I'm confused: Why is "self-join" (or any join) an issue? I think the
alledged case (:-)) against self-join is equivalent to a case against
ever doing any queries against any data set under any circumstances
where data is being inserted.... I don't think we want to restrict the
system to only querying read-only datasets...
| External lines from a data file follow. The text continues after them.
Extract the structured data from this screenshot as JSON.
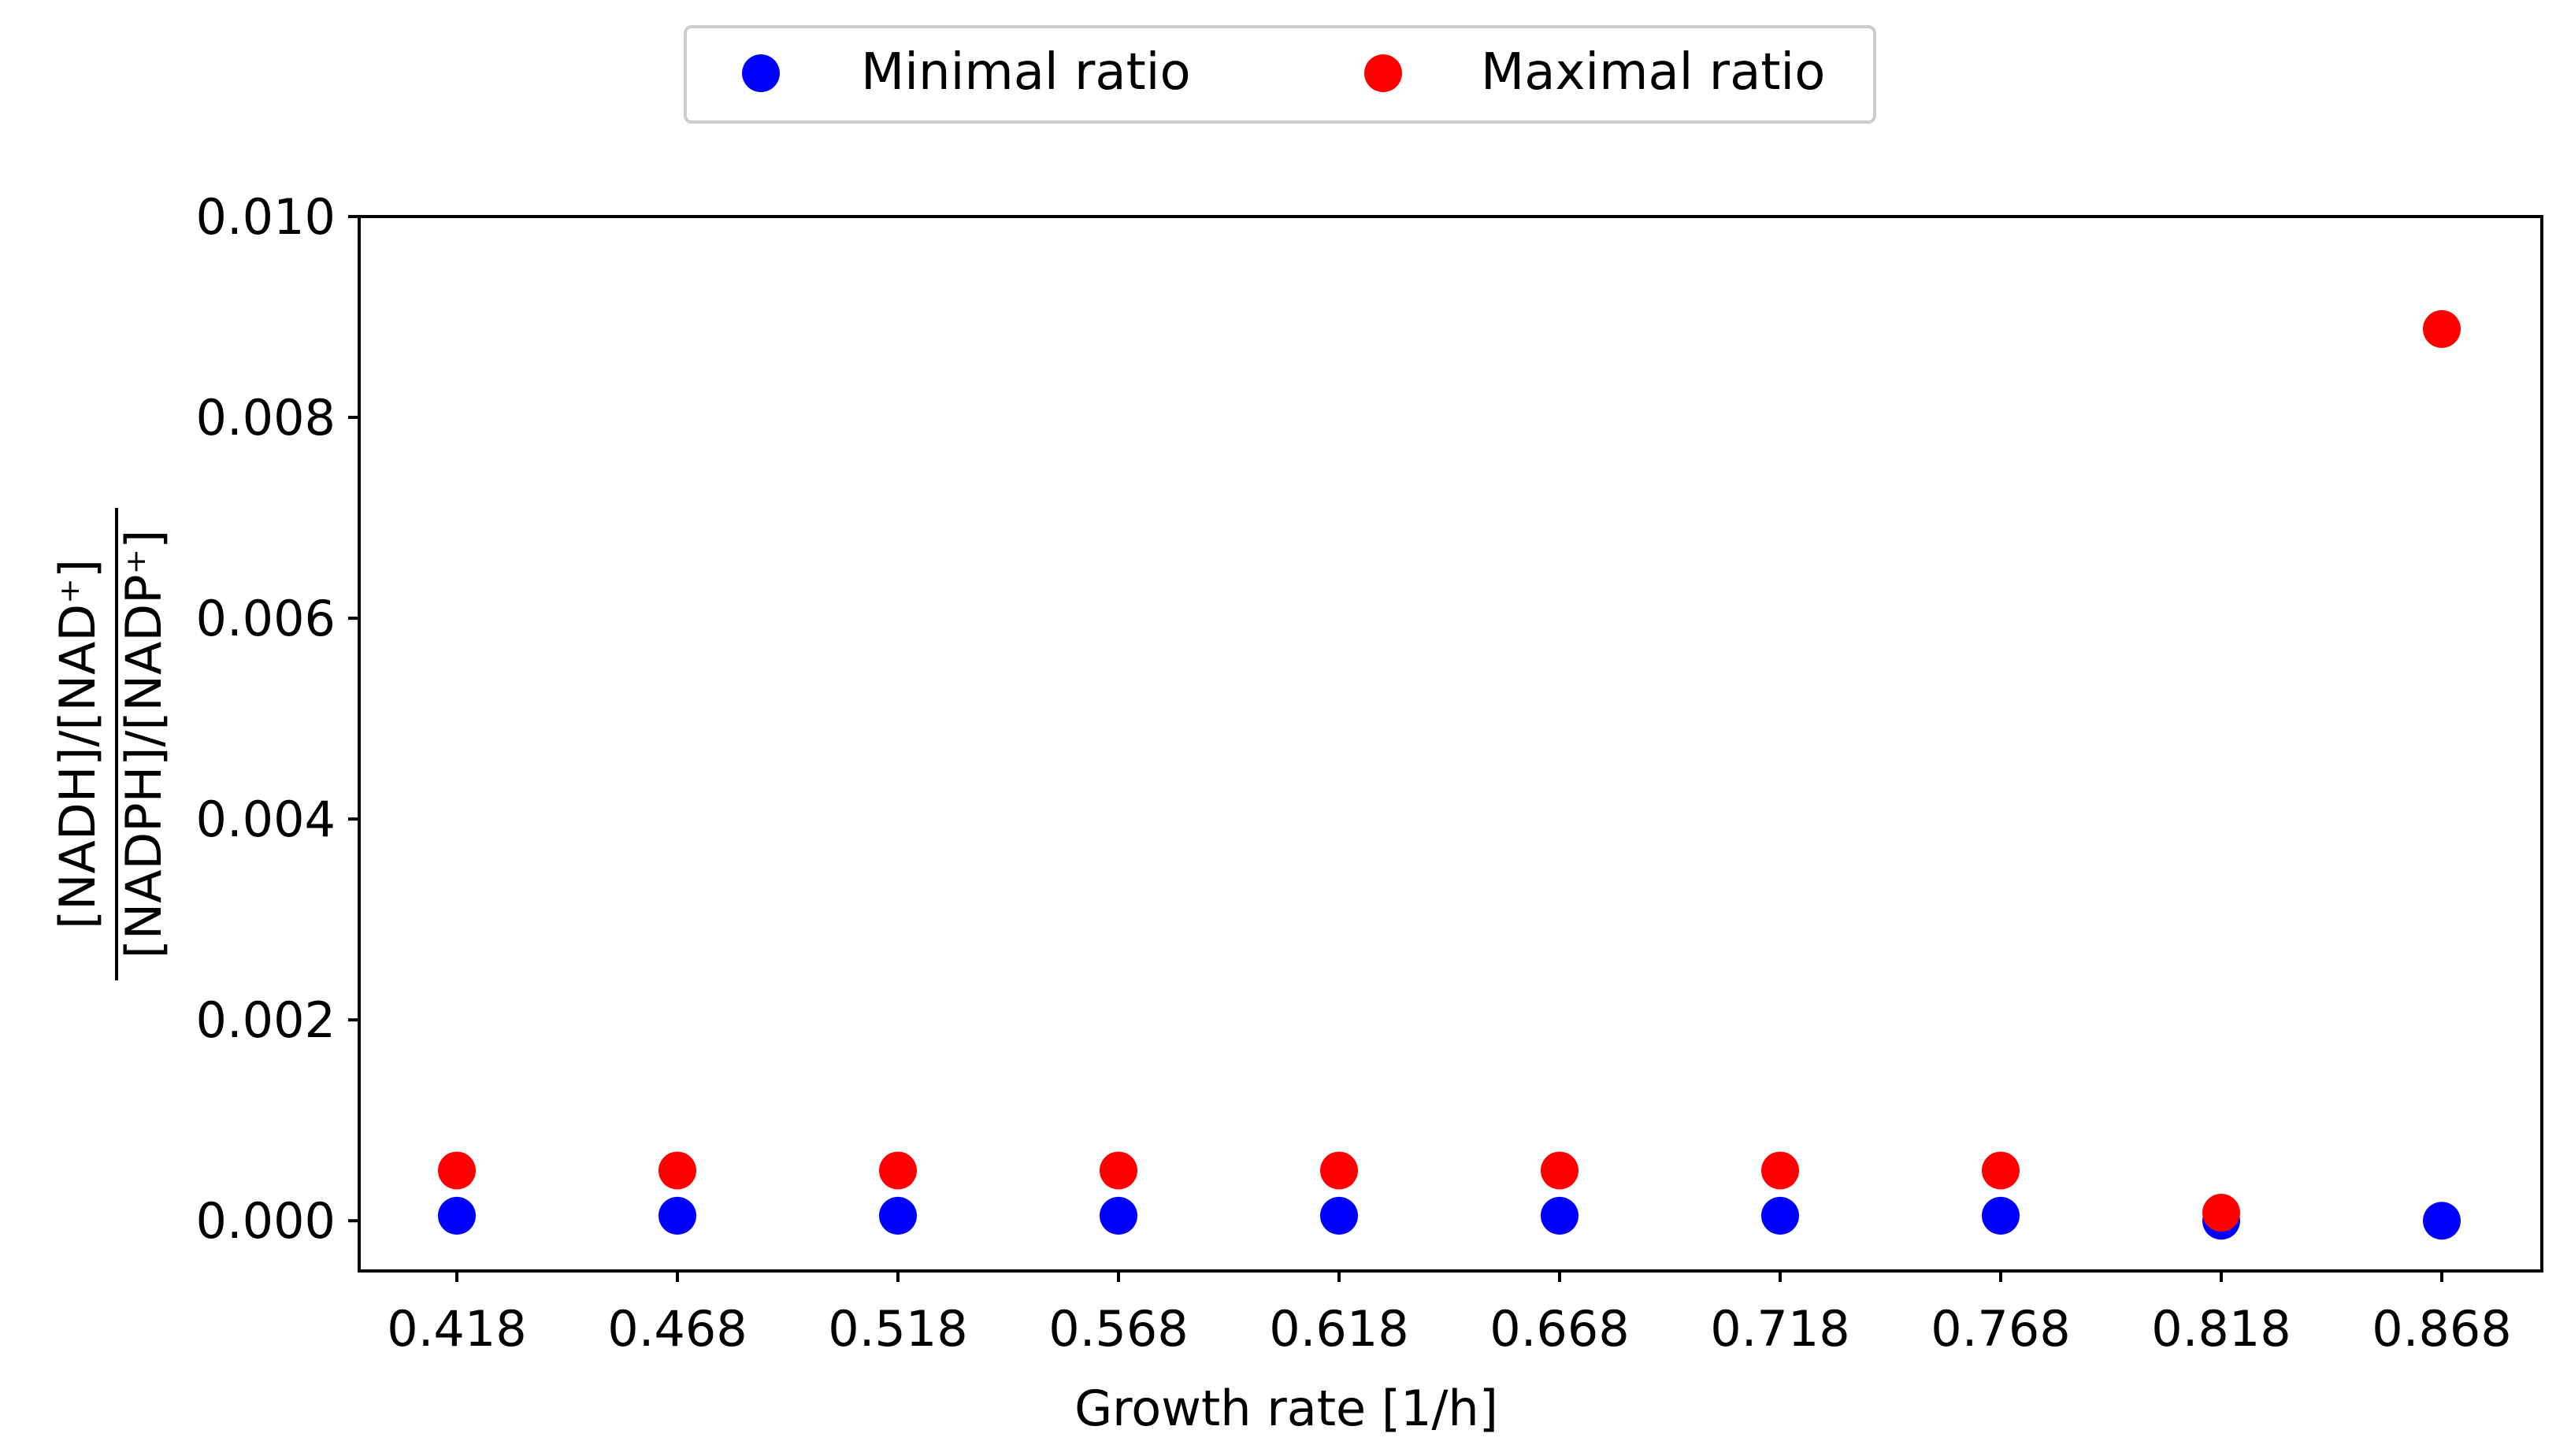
{
  "chart_data": {
    "type": "scatter",
    "xlabel": "Growth rate [1/h]",
    "ylabel": {
      "numerator": "[NADH]/[NAD⁺]",
      "denominator": "[NADPH]/[NADP⁺]"
    },
    "categories": [
      "0.418",
      "0.468",
      "0.518",
      "0.568",
      "0.618",
      "0.668",
      "0.718",
      "0.768",
      "0.818",
      "0.868"
    ],
    "series": [
      {
        "name": "Minimal ratio",
        "color": "#0000ff",
        "values": [
          5e-05,
          5e-05,
          5e-05,
          5e-05,
          5e-05,
          5e-05,
          5e-05,
          5e-05,
          0.0,
          0.0
        ]
      },
      {
        "name": "Maximal ratio",
        "color": "#ff0000",
        "values": [
          0.0005,
          0.0005,
          0.0005,
          0.0005,
          0.0005,
          0.0005,
          0.0005,
          0.0005,
          8e-05,
          0.00888
        ]
      }
    ],
    "xticks": [
      "0.418",
      "0.468",
      "0.518",
      "0.568",
      "0.618",
      "0.668",
      "0.718",
      "0.768",
      "0.818",
      "0.868"
    ],
    "yticks": [
      "0.000",
      "0.002",
      "0.004",
      "0.006",
      "0.008",
      "0.010"
    ],
    "ylim": [
      -0.0005,
      0.01
    ],
    "grid": false,
    "legend_position": "top-center"
  }
}
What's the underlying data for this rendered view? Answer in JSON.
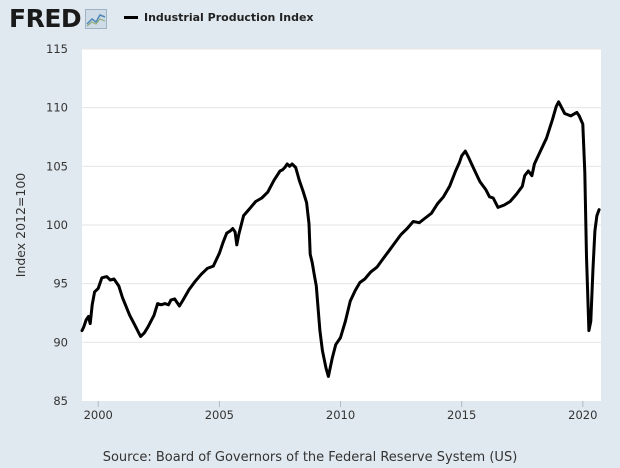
{
  "header": {
    "logo_text": "FRED",
    "logo_icon": "chart-graph-icon",
    "legend_label": "Industrial Production Index"
  },
  "footer": {
    "source": "Source: Board of Governors of the Federal Reserve System (US)"
  },
  "chart_data": {
    "type": "line",
    "title": "",
    "xlabel": "",
    "ylabel": "Index 2012=100",
    "xlim": [
      1999.33,
      2020.75
    ],
    "ylim": [
      85,
      115
    ],
    "yticks": [
      85,
      90,
      95,
      100,
      105,
      110,
      115
    ],
    "xticks": [
      2000,
      2005,
      2010,
      2015,
      2020
    ],
    "xtick_labels": [
      "2000",
      "2005",
      "2010",
      "2015",
      "2020"
    ],
    "grid": "horizontal",
    "colors": {
      "line": "#000000",
      "plot_bg": "#ffffff",
      "page_bg": "#e1e9f0",
      "grid": "#e6e6e6"
    },
    "series": [
      {
        "name": "Industrial Production Index",
        "x": [
          1999.33,
          1999.4,
          1999.5,
          1999.6,
          1999.67,
          1999.75,
          1999.85,
          2000.0,
          2000.15,
          2000.35,
          2000.5,
          2000.65,
          2000.85,
          2001.0,
          2001.3,
          2001.5,
          2001.75,
          2001.9,
          2002.05,
          2002.3,
          2002.45,
          2002.6,
          2002.75,
          2002.9,
          2003.0,
          2003.15,
          2003.35,
          2003.5,
          2003.75,
          2004.0,
          2004.25,
          2004.5,
          2004.75,
          2005.0,
          2005.15,
          2005.3,
          2005.45,
          2005.55,
          2005.65,
          2005.72,
          2005.8,
          2006.0,
          2006.25,
          2006.5,
          2006.75,
          2007.0,
          2007.25,
          2007.5,
          2007.6,
          2007.7,
          2007.8,
          2007.9,
          2008.0,
          2008.15,
          2008.3,
          2008.45,
          2008.6,
          2008.7,
          2008.75,
          2008.83,
          2008.92,
          2009.0,
          2009.15,
          2009.25,
          2009.4,
          2009.5,
          2009.65,
          2009.8,
          2010.0,
          2010.2,
          2010.4,
          2010.6,
          2010.8,
          2011.0,
          2011.25,
          2011.5,
          2011.75,
          2012.0,
          2012.25,
          2012.5,
          2012.75,
          2013.0,
          2013.25,
          2013.5,
          2013.75,
          2014.0,
          2014.25,
          2014.5,
          2014.75,
          2014.9,
          2015.0,
          2015.15,
          2015.3,
          2015.5,
          2015.75,
          2016.0,
          2016.15,
          2016.3,
          2016.5,
          2016.75,
          2017.0,
          2017.25,
          2017.5,
          2017.6,
          2017.75,
          2017.9,
          2018.0,
          2018.25,
          2018.5,
          2018.75,
          2018.9,
          2019.0,
          2019.25,
          2019.5,
          2019.75,
          2019.85,
          2020.0,
          2020.08,
          2020.15,
          2020.25,
          2020.33,
          2020.42,
          2020.5,
          2020.58,
          2020.67
        ],
        "values": [
          91.0,
          91.3,
          91.9,
          92.2,
          91.6,
          93.2,
          94.3,
          94.6,
          95.5,
          95.6,
          95.3,
          95.4,
          94.8,
          93.8,
          92.3,
          91.5,
          90.5,
          90.8,
          91.3,
          92.3,
          93.3,
          93.2,
          93.3,
          93.2,
          93.6,
          93.7,
          93.1,
          93.6,
          94.5,
          95.2,
          95.8,
          96.3,
          96.5,
          97.6,
          98.5,
          99.3,
          99.5,
          99.7,
          99.4,
          98.3,
          99.2,
          100.8,
          101.4,
          102.0,
          102.3,
          102.8,
          103.8,
          104.6,
          104.7,
          104.9,
          105.2,
          105.0,
          105.2,
          104.9,
          103.8,
          102.9,
          101.9,
          100.1,
          97.5,
          96.8,
          95.7,
          94.8,
          91.0,
          89.3,
          87.8,
          87.1,
          88.6,
          89.8,
          90.4,
          91.8,
          93.5,
          94.4,
          95.1,
          95.4,
          96.0,
          96.4,
          97.1,
          97.8,
          98.5,
          99.2,
          99.7,
          100.3,
          100.2,
          100.6,
          101.0,
          101.8,
          102.4,
          103.3,
          104.6,
          105.3,
          105.9,
          106.3,
          105.7,
          104.8,
          103.7,
          103.0,
          102.4,
          102.3,
          101.5,
          101.7,
          102.0,
          102.6,
          103.3,
          104.2,
          104.6,
          104.2,
          105.2,
          106.3,
          107.4,
          109.0,
          110.1,
          110.5,
          109.5,
          109.3,
          109.6,
          109.3,
          108.6,
          104.5,
          97.3,
          91.0,
          91.8,
          96.3,
          99.5,
          100.8,
          101.3
        ]
      }
    ]
  }
}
A feed lets you run a query against the system based on the contents of
a current incoming record R. Unless I am missing something (which is
not unlikely because it's been a long day and I just got home from
traveling :-)), this is equivalent to:
let $r = ... (picture a constant constructor that yields the same
content as R) ...
return feed_processor ($r)
Right? I.e., the new record R is not yet in the dataset - so - what's
the issue? What's special about this?
Cheers,
Mike
PS - Again, apologies if a long day has led to extra cluelessness on my
part...
On 12/8/15 9:52 PM, abdullah alamoudi wrote:
I think that we probably should restrict feed applied functions somehow
(needs further thoughts and discussions) and I know for sure that we don't.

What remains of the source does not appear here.